The slump was large enough for trading in stocks of the Japanese industrial giant to be automatically halted.
Shares had already fallen 12% on Tuesday after reports of the likely write-down began circulating.
Toshiba said the possible heavy one-off loss was linked to a deal done by a US subsidiary, Westinghouse Electric.
Westinghouse bought the nuclear construction and services business from Chicago Bridge & Iron in 2015. There is now a dispute over the costs of the deal and the value of the assets it took on.
Toshiba president Satoshi Tsunakawa apologised for “causing concern”.
Rating agencies Moody’s and R&I both downgraded Toshiba’s credit rating, which will make it more expensive for the company to borrow.
R&I warned that it could issue further downgrades, while Moody’s cautioned that further impairments could lead to Toshiba breaching agreements with its banks.
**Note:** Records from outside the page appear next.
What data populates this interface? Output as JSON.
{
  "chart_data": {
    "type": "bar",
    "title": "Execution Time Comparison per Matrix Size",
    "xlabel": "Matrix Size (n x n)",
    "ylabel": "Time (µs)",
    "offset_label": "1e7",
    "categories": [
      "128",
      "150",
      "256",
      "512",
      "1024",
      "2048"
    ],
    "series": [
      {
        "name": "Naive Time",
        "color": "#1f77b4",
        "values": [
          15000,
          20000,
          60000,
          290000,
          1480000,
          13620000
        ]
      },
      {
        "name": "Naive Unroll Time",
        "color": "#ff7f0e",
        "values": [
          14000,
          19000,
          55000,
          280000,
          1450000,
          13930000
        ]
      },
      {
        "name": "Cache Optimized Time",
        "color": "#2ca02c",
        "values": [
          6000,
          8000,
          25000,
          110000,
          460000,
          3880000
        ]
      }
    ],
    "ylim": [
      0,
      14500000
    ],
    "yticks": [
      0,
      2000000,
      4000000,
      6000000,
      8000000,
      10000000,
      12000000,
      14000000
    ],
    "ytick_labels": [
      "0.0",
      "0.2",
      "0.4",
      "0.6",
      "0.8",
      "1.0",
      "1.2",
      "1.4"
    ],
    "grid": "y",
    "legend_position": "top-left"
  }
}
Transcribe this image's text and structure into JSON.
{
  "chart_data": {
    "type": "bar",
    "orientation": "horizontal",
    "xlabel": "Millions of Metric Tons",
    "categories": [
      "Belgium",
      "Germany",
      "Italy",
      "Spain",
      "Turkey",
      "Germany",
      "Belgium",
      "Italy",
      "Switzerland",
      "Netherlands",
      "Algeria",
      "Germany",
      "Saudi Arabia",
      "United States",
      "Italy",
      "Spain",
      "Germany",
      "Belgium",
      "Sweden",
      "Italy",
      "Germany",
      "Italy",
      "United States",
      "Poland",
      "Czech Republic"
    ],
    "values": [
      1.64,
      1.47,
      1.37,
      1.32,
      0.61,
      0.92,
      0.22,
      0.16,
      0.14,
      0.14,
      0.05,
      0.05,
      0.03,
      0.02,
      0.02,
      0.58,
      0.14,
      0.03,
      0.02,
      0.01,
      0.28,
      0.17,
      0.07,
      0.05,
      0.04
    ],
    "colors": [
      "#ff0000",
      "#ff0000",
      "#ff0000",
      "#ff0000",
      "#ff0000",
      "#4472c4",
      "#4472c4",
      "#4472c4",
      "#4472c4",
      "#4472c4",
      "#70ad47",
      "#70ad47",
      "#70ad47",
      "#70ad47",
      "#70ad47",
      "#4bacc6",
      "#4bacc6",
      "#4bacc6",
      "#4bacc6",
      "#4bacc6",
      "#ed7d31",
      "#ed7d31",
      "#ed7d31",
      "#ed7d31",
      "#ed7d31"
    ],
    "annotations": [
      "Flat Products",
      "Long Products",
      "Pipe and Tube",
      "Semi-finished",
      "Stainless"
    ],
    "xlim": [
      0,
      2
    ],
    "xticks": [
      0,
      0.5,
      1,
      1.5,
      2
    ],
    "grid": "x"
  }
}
The warning was a blow for the firm’s corporate reputation, which is still struggling to recover after it emerged in 2015 that profits had been overstated for years, prompting the chief executive to resign.
Since then, Toshiba has been trying to slim down the business, including selling its medical devices operations to Canon.
While the share price slump is a blow for investors, 2016 had still been a pretty good year given that the stock had risen more than 77% before this week’s falls.